Unfortunately, none of the other stories seem to aspire to be more than just "okay." Gary Whitta, Greg Miller, and Dan Mora’s "Kill the Batman" feels like a really long walk to a not-that-funny comedy beat wrapped in some fun, Batman: The Animated Series-inspired artwork. Paul Dini and Riley Rossmo's "The Last Smile" slaps at a poignant, introspective look at what the Joker actually fears, but never fully commits to its own bit until it's finally over and we're forced to move on from living in the moments it just posited. Peter J. Tomasi and Simone Bianchi even try to give the Joker his own Arkham Asylum moment with "The War Within" which adds a sort of heavy metal poetry thanks to Tomasi's staccato writing style and Bianchi's heavy, brooding pen. But regrettably, none of it really sticks beyond taking just another setup akin to the opening story.

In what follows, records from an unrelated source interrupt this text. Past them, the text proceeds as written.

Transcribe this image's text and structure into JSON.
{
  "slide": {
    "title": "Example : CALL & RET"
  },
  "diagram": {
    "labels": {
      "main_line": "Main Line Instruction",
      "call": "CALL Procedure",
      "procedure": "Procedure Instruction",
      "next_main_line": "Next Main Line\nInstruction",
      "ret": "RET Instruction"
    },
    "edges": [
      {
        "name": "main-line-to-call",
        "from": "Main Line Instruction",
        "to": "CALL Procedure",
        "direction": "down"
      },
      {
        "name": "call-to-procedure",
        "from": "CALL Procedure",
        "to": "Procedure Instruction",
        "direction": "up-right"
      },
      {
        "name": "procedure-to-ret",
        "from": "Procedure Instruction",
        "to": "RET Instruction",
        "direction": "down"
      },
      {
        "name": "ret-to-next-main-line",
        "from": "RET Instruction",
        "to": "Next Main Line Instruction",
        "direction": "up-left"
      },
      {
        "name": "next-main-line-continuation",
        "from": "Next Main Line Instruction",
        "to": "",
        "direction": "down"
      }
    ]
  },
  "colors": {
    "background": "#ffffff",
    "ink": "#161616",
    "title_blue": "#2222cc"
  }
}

Most damning of all is James Tynion IV, Mikel Janin, and Jordie Bellaire's introduction to new villain foil Punchline in "What Comes After a Joke?". Though the whole story has a clean look and clear expressiveness in its character models, the script is fairly groan-inducing - especially once you start realizing that the whole idea behind Punchline seems to be "disenfranchised Zoomer Harley Quinn" - which in today's moment is nowhere near as funny or engaging as DC might hope. To be honest, it calls to mind some of the most boneheaded moments of Nick Spencer's Captain America run and its ill-conceived, Gen Z-flavored "How do you do, Fellow Kids?" villains. As a result, the "can't-miss" story of this annual is precisely the opposite - totally skippable.
So while occasionally this annual has a spark of style and fun, The Joker 80th Anniversary 100-Page Super Spectacular #1 largely amounts to no great shakes. Though the novelty of seeing some iconic creators return to DC and Gotham City might be enough for some fans, The Joker 80th Anniversary 100-Page Super Spectacular #1 doesn't hold much that would be of value to casual readers.